Bangladesh has recorded a sharp rise in remittance inflows during the first half of April 2026, reflecting continued strength in expatriate earnings and sustained inflows through formal banking channels.
According to the latest data released by the central bank, the country received a total of US$1.788 billion (178.80 crore US dollars) in remittances during the first 15 days of April alone. On a single day—15 April—migrant workers sent home US$181 million, underscoring the steady daily inflow trend.
Strong year-on-year growth
The figures represent a significant increase compared with the same period last year. Between 1 and 15 April 2025, remittance inflows stood at US$1.472 billion (147.20 crore US dollars). This means the current year has seen a year-on-year growth of approximately 21.5 per cent for the same fortnight.
Economists attribute this rise to a combination of factors, including improved labour market conditions in key destination countries, stricter monitoring of informal transfer channels, and incentives provided for sending money through legal banking systems.
Monthly comparison snapshot
| Period |
Remittance Inflow (US$) |
Comparison |
| 1–15 April 2026 |
1.788 billion |
— |
| 1–15 April 2025 |
1.472 billion |
+21.5% YoY growth |
| 15 April 2026 (single day) |
181 million |
Daily inflow peak within period |
Strong performance in current fiscal year
The upward trend is not limited to April alone. From 1 July to 15 April of the 2025–26 fiscal year, Bangladesh received a cumulative remittance inflow of US$27.996 billion, compared with US$23.257 billion during the same period of the previous fiscal year.
This reflects a broader annual growth rate of approximately 20.4 per cent, signalling sustained momentum in foreign currency earnings from migrant workers.
Economic significance
Remittances remain one of Bangladesh’s most critical external financing sources, playing a key role in stabilising foreign exchange reserves, supporting household consumption, and easing pressure on the balance of payments.

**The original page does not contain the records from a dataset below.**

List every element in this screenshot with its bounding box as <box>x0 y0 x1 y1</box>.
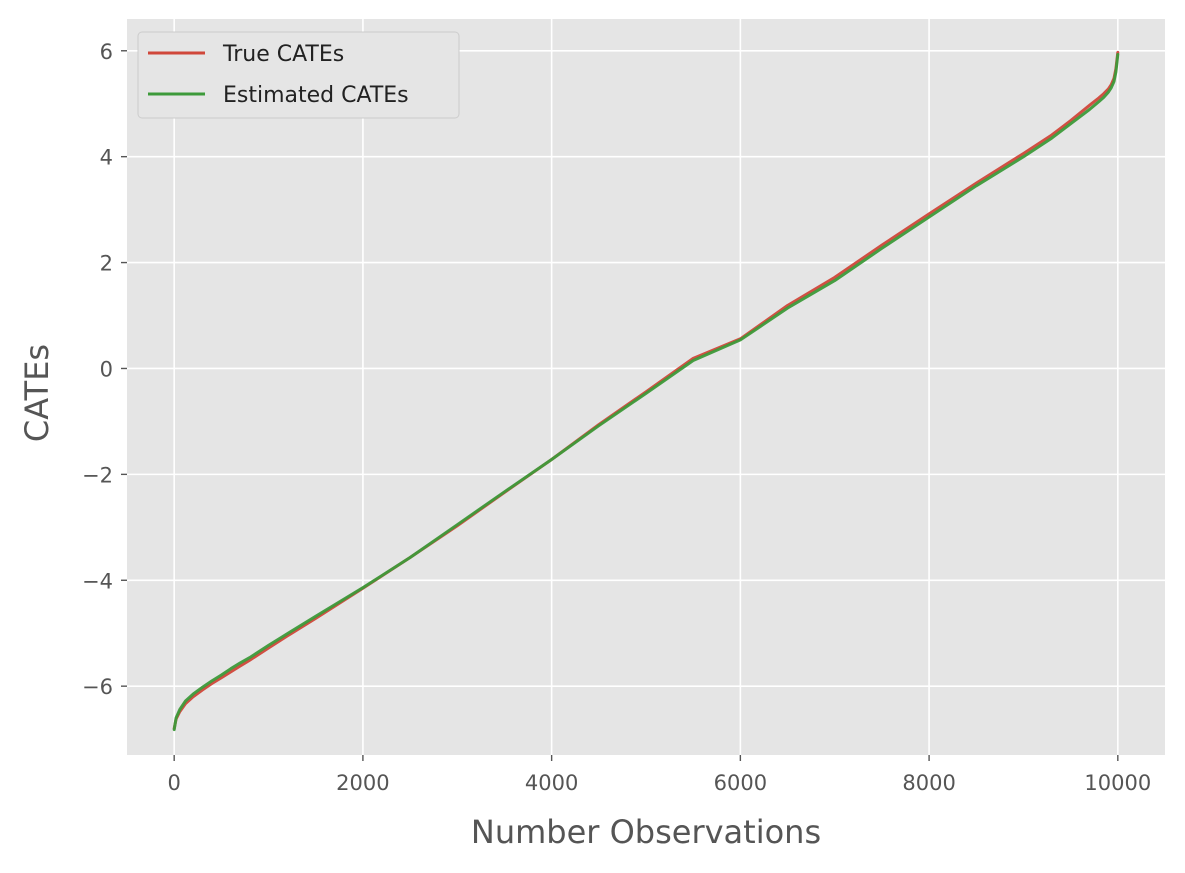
y-tick-label: −6 <box>82 675 113 699</box>
y-tick-label: −2 <box>82 463 113 487</box>
x-tick-label: 8000 <box>902 771 955 795</box>
series-lines <box>172 50 1120 732</box>
y-axis-ticks: −6 −4 −2 0 2 4 6 <box>82 40 127 699</box>
x-axis-ticks: 0 2000 4000 6000 8000 10000 <box>167 755 1151 795</box>
legend-label: Estimated CATEs <box>223 83 409 108</box>
x-tick-label: 6000 <box>714 771 767 795</box>
y-tick-label: 2 <box>100 252 113 276</box>
x-tick-label: 4000 <box>525 771 578 795</box>
y-axis-label: CATEs <box>18 344 56 442</box>
x-tick-label: 2000 <box>336 771 389 795</box>
y-tick-label: −4 <box>82 569 113 593</box>
legend-label: True CATEs <box>222 42 344 67</box>
legend: True CATEs Estimated CATEs <box>137 31 460 119</box>
plot-area-background <box>127 19 1165 755</box>
x-tick-label: 0 <box>167 771 180 795</box>
legend-box <box>137 31 460 119</box>
grid-lines <box>127 19 1165 755</box>
y-tick-label: 6 <box>100 40 113 64</box>
x-tick-label: 10000 <box>1084 771 1151 795</box>
series-line-estimated-cates <box>172 53 1120 732</box>
y-tick-label: 0 <box>100 357 113 381</box>
y-tick-label: 4 <box>100 146 113 170</box>
x-axis-label: Number Observations <box>471 813 821 851</box>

Analysts note that the recent increase is particularly important at a time when many emerging economies continue to face currency volatility and external financing constraints. A steady inflow of remittances helps cushion the domestic economy against global shocks and import-related pressures.
Policy and structural factors
Officials and banking sector observers suggest that policy measures encouraging formal remittance channels—such as incentives for legal transfers, digital banking expansion, and faster settlement systems—have contributed to improved inflow figures.
At the same time, increased monitoring of informal money transfer systems such as hundi has likely diverted more remittances through official banking routes.
Outlook
While the current trend is positive, economists caution that remittance flows can remain sensitive to global labour demand, oil price fluctuations in Gulf economies, and geopolitical developments affecting overseas employment markets.
Nevertheless, the double-digit growth recorded so far in the current fiscal year indicates continued resilience in Bangladesh’s remittance-driven external sector, offering important support to macroeconomic stability.